Als 2018 Nitrosamin-Verunreinigungen in Sartanen entdeckt wurden, ordneten die Behörden die Untersuchung der Fertigarzneimittel und Wirkstoffe an und schickten das Team im LGL damit auf ein ganz neues Terrain. Schließlich spielte Rückstandsanalytik im Pharmabereich – anders als bei Lebensmitteln – bisher keine Rolle. Um die Spuren im ppm- bis ppb-Bereich nachzuweisen, musste zunächst eine valide Methode entwickelt und etabliert werden.

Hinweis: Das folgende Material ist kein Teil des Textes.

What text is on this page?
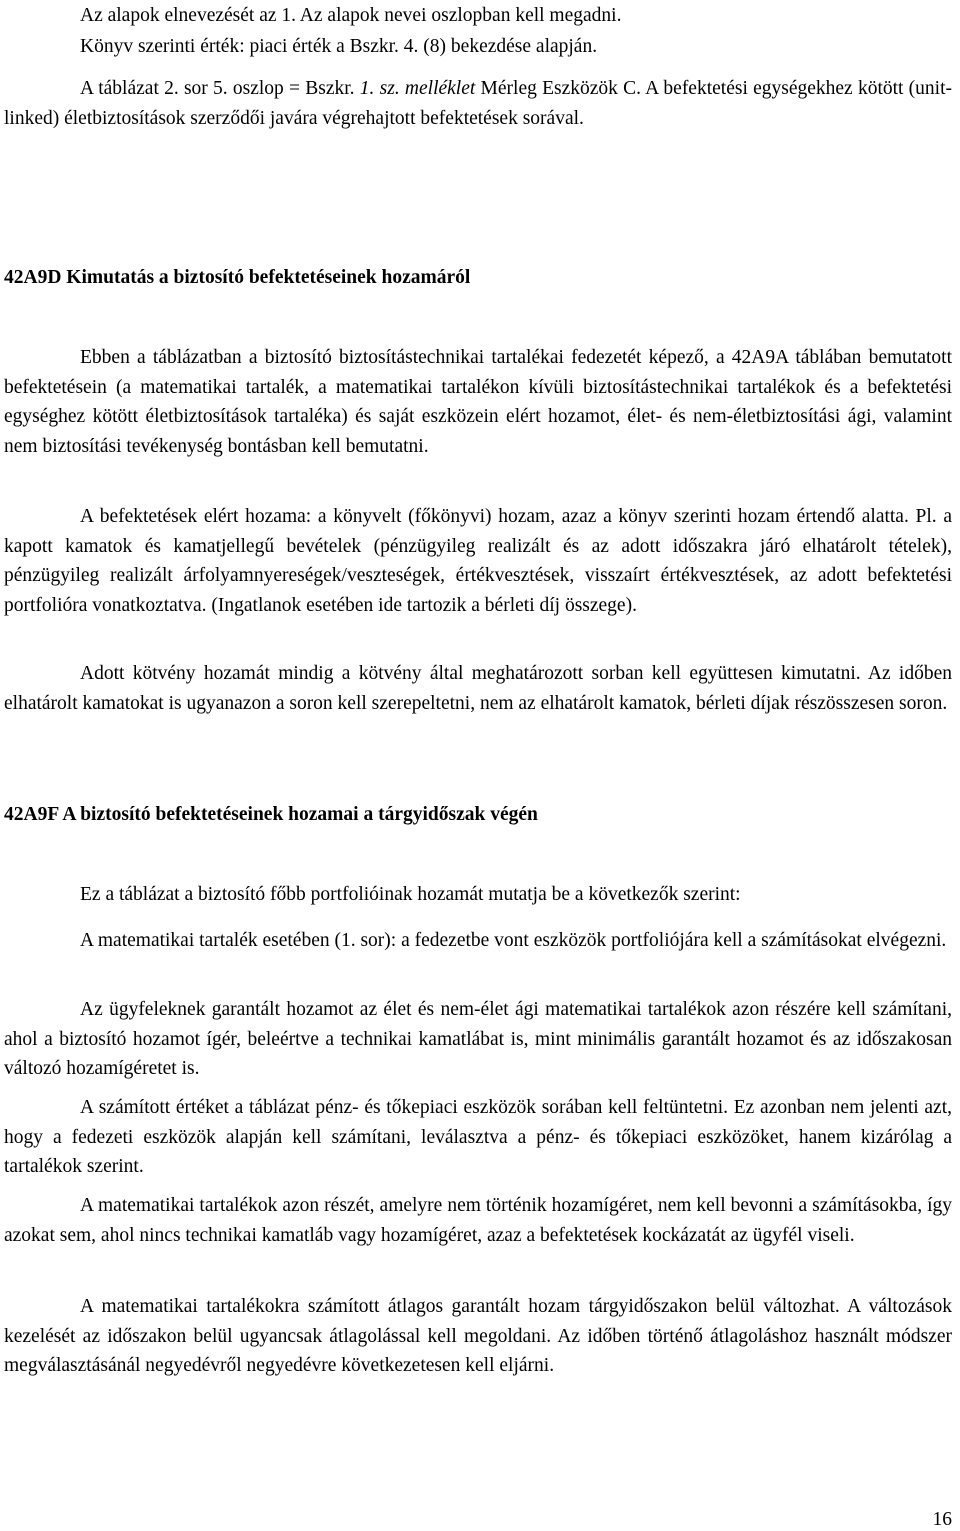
Az alapok elnevezését az 1. Az alapok nevei oszlopban kell megadni.
Könyv szerinti érték: piaci érték a Bszkr. 4. (8) bekezdése alapján.
A táblázat 2. sor 5. oszlop = Bszkr. 1. sz. melléklet Mérleg Eszközök C. A befektetési egységekhez kötött (unit-linked) életbiztosítások szerződői javára végrehajtott befektetések sorával.
42A9D Kimutatás a biztosító befektetéseinek hozamáról
Ebben a táblázatban a biztosító biztosítástechnikai tartalékai fedezetét képező, a 42A9A táblában bemutatott befektetésein (a matematikai tartalék, a matematikai tartalékon kívüli biztosítástechnikai tartalékok és a befektetési egységhez kötött életbiztosítások tartaléka) és saját eszközein elért hozamot, élet- és nem-életbiztosítási ági, valamint nem biztosítási tevékenység bontásban kell bemutatni.
A befektetések elért hozama: a könyvelt (főkönyvi) hozam, azaz a könyv szerinti hozam értendő alatta. Pl. a kapott kamatok és kamatjellegű bevételek (pénzügyileg realizált és az adott időszakra járó elhatárolt tételek), pénzügyileg realizált árfolyamnyereségek/veszteségek, értékvesztések, visszaírt értékvesztések, az adott befektetési portfolióra vonatkoztatva. (Ingatlanok esetében ide tartozik a bérleti díj összege).
Adott kötvény hozamát mindig a kötvény által meghatározott sorban kell együttesen kimutatni. Az időben elhatárolt kamatokat is ugyanazon a soron kell szerepeltetni, nem az elhatárolt kamatok, bérleti díjak részösszesen soron.
42A9F A biztosító befektetéseinek hozamai a tárgyidőszak végén
Ez a táblázat a biztosító főbb portfolióinak hozamát mutatja be a következők szerint:
A matematikai tartalék esetében (1. sor): a fedezetbe vont eszközök portfoliójára kell a számításokat elvégezni.
Az ügyfeleknek garantált hozamot az élet és nem-élet ági matematikai tartalékok azon részére kell számítani, ahol a biztosító hozamot ígér, beleértve a technikai kamatlábat is, mint minimális garantált hozamot és az időszakosan változó hozamígéretet is.
A számított értéket a táblázat pénz- és tőkepiaci eszközök sorában kell feltüntetni. Ez azonban nem jelenti azt, hogy a fedezeti eszközök alapján kell számítani, leválasztva a pénz- és tőkepiaci eszközöket, hanem kizárólag a tartalékok szerint.
A matematikai tartalékok azon részét, amelyre nem történik hozamígéret, nem kell bevonni a számításokba, így azokat sem, ahol nincs technikai kamatláb vagy hozamígéret, azaz a befektetések kockázatát az ügyfél viseli.
A matematikai tartalékokra számított átlagos garantált hozam tárgyidőszakon belül változhat. A változások kezelését az időszakon belül ugyancsak átlagolással kell megoldani. Az időben történő átlagoláshoz használt módszer megválasztásánál negyedévről negyedévre következetesen kell eljárni.
16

Das Sachgebiet Pharmazie des LGL wurde führender Teil der »Nitrosamintesting-Group« vom Europäischen Direktorat für die Qualität von Arzneimitteln (EDQM) und arbeitete dafür eng mit internationalen Mitarbeitern aus ganz Europa und sogar der U.S. Food and Drug Administration (FDA) zusammen – mit Erfolg. »Das war sehr herausfordernd, aber auch spannend, weil wir in eine neue und noch anspruchsvollere Analysentechnik eingestiegen sind«, resümiert der Apotheker.
Er selbst schätzt die Zusammenarbeit auf europäischer Ebene sehr. Auch international stehen die Behörden in einem engem Austausch miteinander.